J’espère ne pas trop ennuyer le public. C’est important de le contenter en proposant des choses subtiles, pas forcément convenues, si possible spectaculaires et jouissives. Le trio amène encore davantage de liberté. On peut même inventer sur place n’importe quoi. L’improvisation sera, j’espère, très présente, car on a le luxe de faire ce qu’on veut.

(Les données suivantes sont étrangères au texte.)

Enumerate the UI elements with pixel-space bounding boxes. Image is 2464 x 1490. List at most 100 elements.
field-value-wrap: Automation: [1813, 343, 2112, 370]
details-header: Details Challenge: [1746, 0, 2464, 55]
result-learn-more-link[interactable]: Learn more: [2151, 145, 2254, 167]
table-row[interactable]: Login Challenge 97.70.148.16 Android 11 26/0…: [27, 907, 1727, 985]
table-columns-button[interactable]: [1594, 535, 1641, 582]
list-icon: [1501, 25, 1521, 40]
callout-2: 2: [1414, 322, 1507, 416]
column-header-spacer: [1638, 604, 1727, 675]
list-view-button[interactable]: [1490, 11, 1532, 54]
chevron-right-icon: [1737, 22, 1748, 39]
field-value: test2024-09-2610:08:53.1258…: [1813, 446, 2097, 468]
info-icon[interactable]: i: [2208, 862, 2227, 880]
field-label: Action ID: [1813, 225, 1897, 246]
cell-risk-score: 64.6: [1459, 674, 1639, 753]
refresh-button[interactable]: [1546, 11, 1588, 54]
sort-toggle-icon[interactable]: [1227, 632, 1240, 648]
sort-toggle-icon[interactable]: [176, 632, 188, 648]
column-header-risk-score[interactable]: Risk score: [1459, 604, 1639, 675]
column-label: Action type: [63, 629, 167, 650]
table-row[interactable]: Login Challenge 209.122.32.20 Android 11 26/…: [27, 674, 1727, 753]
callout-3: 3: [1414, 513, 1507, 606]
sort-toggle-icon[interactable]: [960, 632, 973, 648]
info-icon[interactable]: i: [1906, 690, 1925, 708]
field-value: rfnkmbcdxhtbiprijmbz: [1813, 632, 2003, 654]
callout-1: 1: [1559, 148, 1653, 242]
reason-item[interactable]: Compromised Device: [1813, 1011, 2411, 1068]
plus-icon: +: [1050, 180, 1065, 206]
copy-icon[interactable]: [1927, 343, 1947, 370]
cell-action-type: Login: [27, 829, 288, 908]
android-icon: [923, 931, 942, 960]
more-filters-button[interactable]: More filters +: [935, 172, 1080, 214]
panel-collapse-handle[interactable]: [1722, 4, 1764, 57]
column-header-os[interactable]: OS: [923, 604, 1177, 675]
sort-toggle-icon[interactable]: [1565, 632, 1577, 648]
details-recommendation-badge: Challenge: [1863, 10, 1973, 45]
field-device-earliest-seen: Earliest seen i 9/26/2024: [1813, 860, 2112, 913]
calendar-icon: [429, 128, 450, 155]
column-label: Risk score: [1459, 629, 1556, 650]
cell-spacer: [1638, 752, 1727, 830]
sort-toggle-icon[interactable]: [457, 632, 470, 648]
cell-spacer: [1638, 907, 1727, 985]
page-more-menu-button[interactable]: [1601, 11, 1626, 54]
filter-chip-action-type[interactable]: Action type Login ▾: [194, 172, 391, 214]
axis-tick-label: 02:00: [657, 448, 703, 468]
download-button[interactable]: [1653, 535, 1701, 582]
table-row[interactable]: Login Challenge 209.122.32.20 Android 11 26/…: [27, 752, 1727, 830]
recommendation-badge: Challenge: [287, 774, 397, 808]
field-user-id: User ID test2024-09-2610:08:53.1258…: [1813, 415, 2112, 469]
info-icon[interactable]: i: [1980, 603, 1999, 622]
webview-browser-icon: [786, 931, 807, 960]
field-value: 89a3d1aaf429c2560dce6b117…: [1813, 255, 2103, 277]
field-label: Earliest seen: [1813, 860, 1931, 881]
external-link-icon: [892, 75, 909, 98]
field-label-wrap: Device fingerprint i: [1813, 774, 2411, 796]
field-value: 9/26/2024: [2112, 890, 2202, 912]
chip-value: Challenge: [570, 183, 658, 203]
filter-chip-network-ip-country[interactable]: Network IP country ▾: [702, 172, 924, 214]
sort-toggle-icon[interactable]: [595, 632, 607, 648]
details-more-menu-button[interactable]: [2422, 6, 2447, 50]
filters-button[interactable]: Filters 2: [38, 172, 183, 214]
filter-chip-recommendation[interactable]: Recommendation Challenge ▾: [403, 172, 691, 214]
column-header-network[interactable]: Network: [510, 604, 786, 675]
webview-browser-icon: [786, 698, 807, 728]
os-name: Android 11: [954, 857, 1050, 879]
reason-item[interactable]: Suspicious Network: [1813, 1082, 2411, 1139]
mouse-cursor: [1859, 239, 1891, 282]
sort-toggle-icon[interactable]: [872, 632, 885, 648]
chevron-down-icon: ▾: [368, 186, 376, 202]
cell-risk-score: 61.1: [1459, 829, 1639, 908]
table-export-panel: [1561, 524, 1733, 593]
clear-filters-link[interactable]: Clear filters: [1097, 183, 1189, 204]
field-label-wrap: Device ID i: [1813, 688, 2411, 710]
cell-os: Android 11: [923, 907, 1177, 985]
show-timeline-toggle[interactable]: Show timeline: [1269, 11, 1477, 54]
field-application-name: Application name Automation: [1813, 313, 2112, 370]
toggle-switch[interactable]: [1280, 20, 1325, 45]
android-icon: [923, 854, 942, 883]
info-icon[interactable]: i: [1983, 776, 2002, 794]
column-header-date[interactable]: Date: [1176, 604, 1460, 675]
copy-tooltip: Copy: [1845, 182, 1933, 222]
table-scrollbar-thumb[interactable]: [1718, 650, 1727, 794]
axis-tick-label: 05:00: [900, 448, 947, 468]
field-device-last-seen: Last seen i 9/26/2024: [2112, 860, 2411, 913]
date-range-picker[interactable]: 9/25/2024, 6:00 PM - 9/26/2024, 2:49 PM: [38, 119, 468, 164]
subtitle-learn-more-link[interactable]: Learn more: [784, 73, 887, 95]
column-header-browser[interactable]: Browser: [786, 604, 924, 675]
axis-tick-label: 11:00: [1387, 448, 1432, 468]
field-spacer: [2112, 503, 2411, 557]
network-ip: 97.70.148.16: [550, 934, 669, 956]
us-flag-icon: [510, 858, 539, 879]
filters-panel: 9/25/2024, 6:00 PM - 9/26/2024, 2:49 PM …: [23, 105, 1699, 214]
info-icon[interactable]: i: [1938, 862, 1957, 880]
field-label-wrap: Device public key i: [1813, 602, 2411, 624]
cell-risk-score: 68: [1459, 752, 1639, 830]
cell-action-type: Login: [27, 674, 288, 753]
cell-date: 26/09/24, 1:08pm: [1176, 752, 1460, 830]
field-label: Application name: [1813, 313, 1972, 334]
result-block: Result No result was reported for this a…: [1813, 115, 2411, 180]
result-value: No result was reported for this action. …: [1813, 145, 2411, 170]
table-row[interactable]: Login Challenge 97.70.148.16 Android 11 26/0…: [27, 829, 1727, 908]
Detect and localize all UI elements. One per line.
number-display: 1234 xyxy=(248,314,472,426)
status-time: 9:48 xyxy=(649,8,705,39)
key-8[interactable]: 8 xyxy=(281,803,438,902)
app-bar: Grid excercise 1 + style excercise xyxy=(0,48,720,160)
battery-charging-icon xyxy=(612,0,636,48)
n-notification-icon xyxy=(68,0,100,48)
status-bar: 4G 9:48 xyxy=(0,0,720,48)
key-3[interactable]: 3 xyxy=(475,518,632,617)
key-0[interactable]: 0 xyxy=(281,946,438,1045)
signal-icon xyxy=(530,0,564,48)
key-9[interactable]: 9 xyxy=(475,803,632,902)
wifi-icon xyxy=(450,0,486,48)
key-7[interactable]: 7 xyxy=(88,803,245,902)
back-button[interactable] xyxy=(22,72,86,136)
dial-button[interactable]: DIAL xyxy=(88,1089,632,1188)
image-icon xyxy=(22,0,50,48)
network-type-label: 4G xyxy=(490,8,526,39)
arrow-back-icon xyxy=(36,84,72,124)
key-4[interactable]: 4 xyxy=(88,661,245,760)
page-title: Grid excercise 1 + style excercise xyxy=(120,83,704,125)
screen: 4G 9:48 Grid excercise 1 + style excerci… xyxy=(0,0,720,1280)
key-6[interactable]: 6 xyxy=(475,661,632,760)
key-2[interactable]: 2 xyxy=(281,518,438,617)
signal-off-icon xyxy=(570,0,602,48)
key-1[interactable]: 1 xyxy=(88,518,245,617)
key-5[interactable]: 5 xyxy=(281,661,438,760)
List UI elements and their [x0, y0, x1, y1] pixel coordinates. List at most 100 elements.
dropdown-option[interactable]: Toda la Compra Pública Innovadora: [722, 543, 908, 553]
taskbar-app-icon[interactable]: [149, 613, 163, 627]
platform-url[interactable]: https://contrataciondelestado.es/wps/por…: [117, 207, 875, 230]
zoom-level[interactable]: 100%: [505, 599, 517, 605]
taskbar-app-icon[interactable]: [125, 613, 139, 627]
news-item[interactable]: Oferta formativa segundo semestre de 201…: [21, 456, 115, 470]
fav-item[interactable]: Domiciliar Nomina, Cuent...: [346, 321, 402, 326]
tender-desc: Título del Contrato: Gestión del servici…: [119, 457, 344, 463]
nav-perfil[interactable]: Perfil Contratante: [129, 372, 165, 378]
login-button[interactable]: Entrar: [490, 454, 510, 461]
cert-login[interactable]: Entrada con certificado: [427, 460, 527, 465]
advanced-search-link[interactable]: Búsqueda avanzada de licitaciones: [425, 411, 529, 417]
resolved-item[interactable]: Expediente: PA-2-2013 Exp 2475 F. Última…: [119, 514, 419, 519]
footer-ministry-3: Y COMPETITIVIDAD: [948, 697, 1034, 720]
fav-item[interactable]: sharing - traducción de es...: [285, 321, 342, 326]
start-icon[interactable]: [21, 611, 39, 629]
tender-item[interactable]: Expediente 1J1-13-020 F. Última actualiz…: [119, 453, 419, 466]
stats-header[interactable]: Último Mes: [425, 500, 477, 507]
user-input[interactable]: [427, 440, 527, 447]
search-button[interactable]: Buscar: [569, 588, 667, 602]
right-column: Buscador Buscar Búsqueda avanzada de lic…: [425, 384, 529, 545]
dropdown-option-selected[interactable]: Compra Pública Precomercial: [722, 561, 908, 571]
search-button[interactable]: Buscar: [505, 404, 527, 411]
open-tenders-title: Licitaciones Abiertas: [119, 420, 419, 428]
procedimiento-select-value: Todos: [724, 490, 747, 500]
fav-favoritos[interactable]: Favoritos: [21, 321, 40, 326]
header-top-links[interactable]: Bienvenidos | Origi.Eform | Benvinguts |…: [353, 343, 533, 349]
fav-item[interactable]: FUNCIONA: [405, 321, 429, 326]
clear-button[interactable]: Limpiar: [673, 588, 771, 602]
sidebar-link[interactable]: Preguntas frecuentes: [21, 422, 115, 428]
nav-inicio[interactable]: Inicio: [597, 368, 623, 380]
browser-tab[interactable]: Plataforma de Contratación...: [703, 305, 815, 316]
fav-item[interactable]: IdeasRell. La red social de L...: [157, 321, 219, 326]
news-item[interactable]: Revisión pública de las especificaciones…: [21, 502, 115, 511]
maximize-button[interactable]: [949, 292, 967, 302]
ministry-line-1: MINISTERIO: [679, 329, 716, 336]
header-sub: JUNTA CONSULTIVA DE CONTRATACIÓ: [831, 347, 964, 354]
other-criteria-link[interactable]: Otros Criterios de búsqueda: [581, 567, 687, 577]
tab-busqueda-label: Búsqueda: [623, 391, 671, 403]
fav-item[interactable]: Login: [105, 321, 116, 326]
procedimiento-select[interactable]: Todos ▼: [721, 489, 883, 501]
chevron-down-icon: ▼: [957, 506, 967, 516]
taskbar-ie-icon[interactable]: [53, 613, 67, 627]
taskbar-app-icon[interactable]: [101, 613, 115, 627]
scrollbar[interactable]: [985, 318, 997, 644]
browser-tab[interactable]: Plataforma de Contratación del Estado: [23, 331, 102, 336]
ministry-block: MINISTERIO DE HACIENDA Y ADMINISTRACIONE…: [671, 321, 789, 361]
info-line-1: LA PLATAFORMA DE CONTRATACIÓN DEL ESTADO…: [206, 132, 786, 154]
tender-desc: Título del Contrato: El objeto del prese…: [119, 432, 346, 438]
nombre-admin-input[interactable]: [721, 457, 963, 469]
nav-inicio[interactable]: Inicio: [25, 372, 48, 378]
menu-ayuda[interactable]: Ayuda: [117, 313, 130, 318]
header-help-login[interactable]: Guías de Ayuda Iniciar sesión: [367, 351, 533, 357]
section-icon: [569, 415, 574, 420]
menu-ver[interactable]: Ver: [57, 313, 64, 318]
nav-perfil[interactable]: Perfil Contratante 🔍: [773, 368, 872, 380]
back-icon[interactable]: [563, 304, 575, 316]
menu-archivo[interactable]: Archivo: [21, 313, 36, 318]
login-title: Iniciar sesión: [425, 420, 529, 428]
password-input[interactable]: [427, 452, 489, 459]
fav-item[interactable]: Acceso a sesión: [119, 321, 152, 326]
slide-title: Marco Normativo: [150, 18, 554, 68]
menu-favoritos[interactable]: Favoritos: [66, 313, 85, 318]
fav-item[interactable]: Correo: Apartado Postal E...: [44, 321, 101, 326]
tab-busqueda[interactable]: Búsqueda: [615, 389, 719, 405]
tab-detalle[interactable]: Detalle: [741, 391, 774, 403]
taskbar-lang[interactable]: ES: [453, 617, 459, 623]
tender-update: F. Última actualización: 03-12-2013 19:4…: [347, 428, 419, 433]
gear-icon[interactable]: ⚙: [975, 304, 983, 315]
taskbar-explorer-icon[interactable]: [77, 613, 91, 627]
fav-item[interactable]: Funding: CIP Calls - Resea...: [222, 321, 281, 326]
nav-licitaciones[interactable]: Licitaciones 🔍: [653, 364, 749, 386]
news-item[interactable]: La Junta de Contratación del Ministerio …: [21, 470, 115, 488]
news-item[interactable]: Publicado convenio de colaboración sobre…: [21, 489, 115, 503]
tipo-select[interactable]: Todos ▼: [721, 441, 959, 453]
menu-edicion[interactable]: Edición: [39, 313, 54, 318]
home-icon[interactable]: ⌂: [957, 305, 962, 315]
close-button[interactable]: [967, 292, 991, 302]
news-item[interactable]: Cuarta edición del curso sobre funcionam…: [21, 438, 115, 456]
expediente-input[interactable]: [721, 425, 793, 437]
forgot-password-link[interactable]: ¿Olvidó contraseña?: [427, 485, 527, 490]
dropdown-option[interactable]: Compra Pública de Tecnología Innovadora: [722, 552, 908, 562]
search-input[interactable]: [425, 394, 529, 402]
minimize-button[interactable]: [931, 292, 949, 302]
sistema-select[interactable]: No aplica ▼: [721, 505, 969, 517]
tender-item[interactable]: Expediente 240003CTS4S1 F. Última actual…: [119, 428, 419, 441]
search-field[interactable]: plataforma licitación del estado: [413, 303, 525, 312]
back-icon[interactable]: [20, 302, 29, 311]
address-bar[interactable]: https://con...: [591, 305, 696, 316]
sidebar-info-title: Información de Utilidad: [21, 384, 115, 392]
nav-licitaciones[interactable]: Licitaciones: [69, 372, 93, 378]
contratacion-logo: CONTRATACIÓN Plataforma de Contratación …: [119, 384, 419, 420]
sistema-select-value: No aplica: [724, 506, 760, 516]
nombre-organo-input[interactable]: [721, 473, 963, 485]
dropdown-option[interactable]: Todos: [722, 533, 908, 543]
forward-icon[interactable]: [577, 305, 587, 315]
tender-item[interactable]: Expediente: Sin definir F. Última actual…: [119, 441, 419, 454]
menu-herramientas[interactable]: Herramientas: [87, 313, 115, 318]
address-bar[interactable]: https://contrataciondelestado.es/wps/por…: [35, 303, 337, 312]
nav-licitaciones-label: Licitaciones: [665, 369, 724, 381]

Pour cette tournée, vous avez sans doute créé une nouvelle guitare…
Oui, je l’avais conçue pour moi, mais Brad s’en sert finalement sur scène. Elle est composée de deux cordes de basse et quatre cordes de guitare sur une forme de Strat’: un micro horizontal pour la basse et un vertical pour la guitare, un pad et un jack stéréo branché sur deux amplis, ce qui permet de jouer guitare et basse à la fois. Si on ferme les yeux, on ne peut pas imaginer qu’on n’est que les deux sur scène…

Ambitieux et déjanté

Plus que jamais, M fait ce qu’il veut avec l’aisance d’une allumette un 14 juillet. Qu’il se la joue glam rock déjanté (le tube Mojo, dopé à la testostérone) ou qu’il expérimente des boucles électro-japonisantes bruitistes (l’incroyable Machine), le personnage inventé par Matthieu Chedid semble toujours aussi indomptable. Guitariste hors pair, il parvient à mettre sa virtuosité en sourdine, pour esquisser des épopées délirantes (Elle, La maison de Saraï), des aventures latinos (Baïa) ou des hymnes rock’n’roll (Faites-moi souffrir, La grosse bombe) prêts à dynamiter la tournée de printemps qui s’annonce complètement survoltée.

M
îl
Universal
notre avis: ♥♥♥ 

En concert au Caprices Festival, le 8 mars 2013.